Fabien Galthié, un sélectionneur darwinien à la tête du XV de France
Le début du Tournoi des Six Nations du XV de France trouve une explication significative dans le changement de logiciel opéré par le sélectionneur Fabien Galthié. Ce revirement stratégique, intervenu entre la tournée de novembre 2025 et la compétition actuelle, s'appuie sur des principes managériaux et techniques inspirés de la théorie de l'évolution de Charles Darwin.
L'influence darwinienne sur la philosophie de Galthié
Fabien Galthié est un adepte déclaré de la théorie de Darwin. Lors de la Coupe du monde 2023, il avait déjà partagé son intérêt pour les idées du naturaliste britannique. « Il n'y a pas de changement de cap », avait-il assuré, « selon la théorie de Darwin, ce ne sont pas les espèces les plus fortes qui survivent mais les plus intelligentes, celles qui s'adaptent. Donc on essaie de suivre les conseils de Darwin. » Cette philosophie guide aujourd'hui encore son approche, comme en témoigne sa capacité à modifier son propre logiciel entre la tournée de novembre et ce Tournoi.
Solidement installé à la première place du Six Nations, avec 15 points acquis en trois matchs, le XV de France se positionne en favori pour la victoire finale, voire le Grand Chelem.
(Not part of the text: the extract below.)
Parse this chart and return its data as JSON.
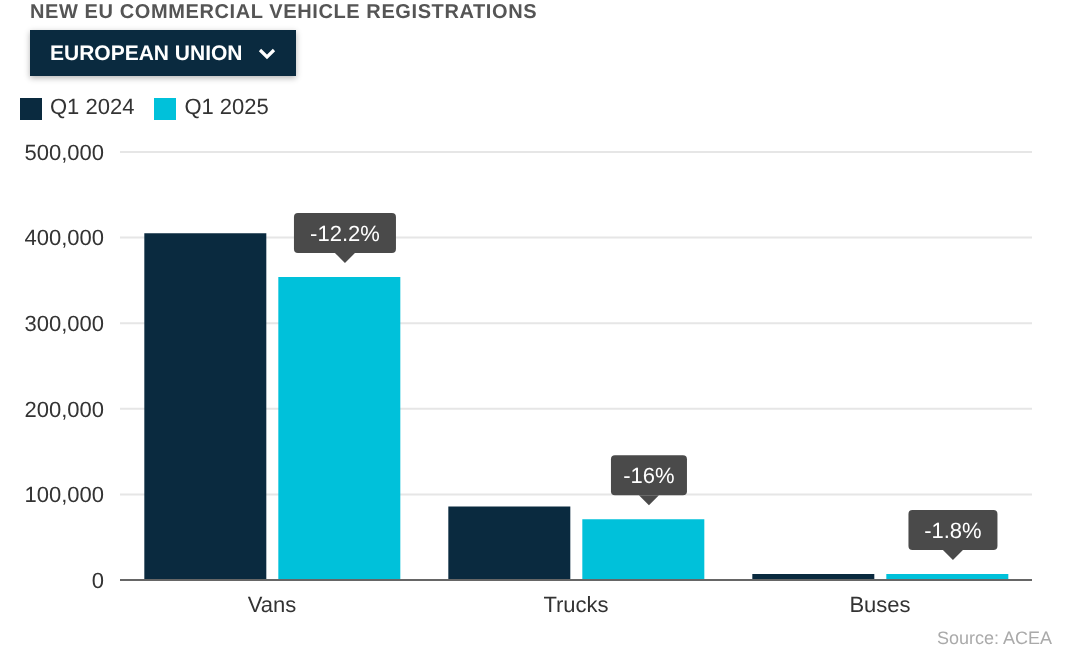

Cette situation idéale contraste fortement avec celle de l'équipe il y a trois mois, suite à la défaite face à l'Afrique du Sud (17-32) et à des victoires laborieuses contre les Fidji (34-21) et l'Australie (48-33).
Un changement de paradigme managérial et technique
Plusieurs facteurs expliquent ce regain de forme du XV de France. Le retour d'Antoine Dupont, déjà à son meilleur niveau, est bien sûr crucial. Mais la transformation opérée par Fabien Galthié est tout aussi déterminante. Le sélectionneur a pris des risques dans ses choix, écartant des cadres comme Grégory Alldritt, Gaël Fickou et Damian Penaud, symboles d'un constat dressé après la tournée de novembre. « On a dû traîner certains cadres qui n'étaient pas au top de leur rugby », observe-t-on en interne.
Cette régénération a eu un effet dopant lors des trois premiers matchs du Tournoi. « Si l'équipe de France optimise tout, elle le doit aussi à son potentiel joueur qui fait naturellement monter le niveau », estime l'ancien sélectionneur Pierre Berbizier. L'énergie nouvelle est palpable dès les entraînements, comme le note un membre de la délégation : « On a retrouvé des entraînements qui ressemblent à quelque chose : les gars se protègent moins entre eux. »
Une ouverture technique et managériale
Le levier managérial n'est pas le seul actionné par Galthié. Son approche technique a également évolué. Alors qu'il était resté sourd aux interrogations des joueurs en novembre, il a cette fois tendu l'oreille et accordé plus de latitude à ses adjoints. Cette ouverture tranche avec l'exercice vertical de son autorité depuis la Coupe du monde 2023.
Lors des débriefings individuels de la tournée précédente, des cadres comme Thomas Ramos et Antoine Dupont ont exprimé leur malaise face au jeu proposé. Ces observations répétées ont permis aux adjoints de s'infiltrer dans les interstices, même si Patrick Arlettaz, responsable de l'attaque, minimise le poids des revendications des joueurs dans l'« aération » du jeu des Bleus. « En novembre, on s'est enfermés pour de multiples raisons », explique-t-il, « mais pour l'instant, je nous trouve assez main dans la main par rapport à nos ambitions. »
Avant même les rencontres en Écosse et contre l'Angleterre, Fabien Galthié récolte les fruits de son changement de cap. « Il a dû capter l'air du temps », observe-t-on en interne. Si cela n'atteint peut-être pas la hauteur des théories darwiniennes, c'est indéniablement un signe d'évolution pour le XV de France.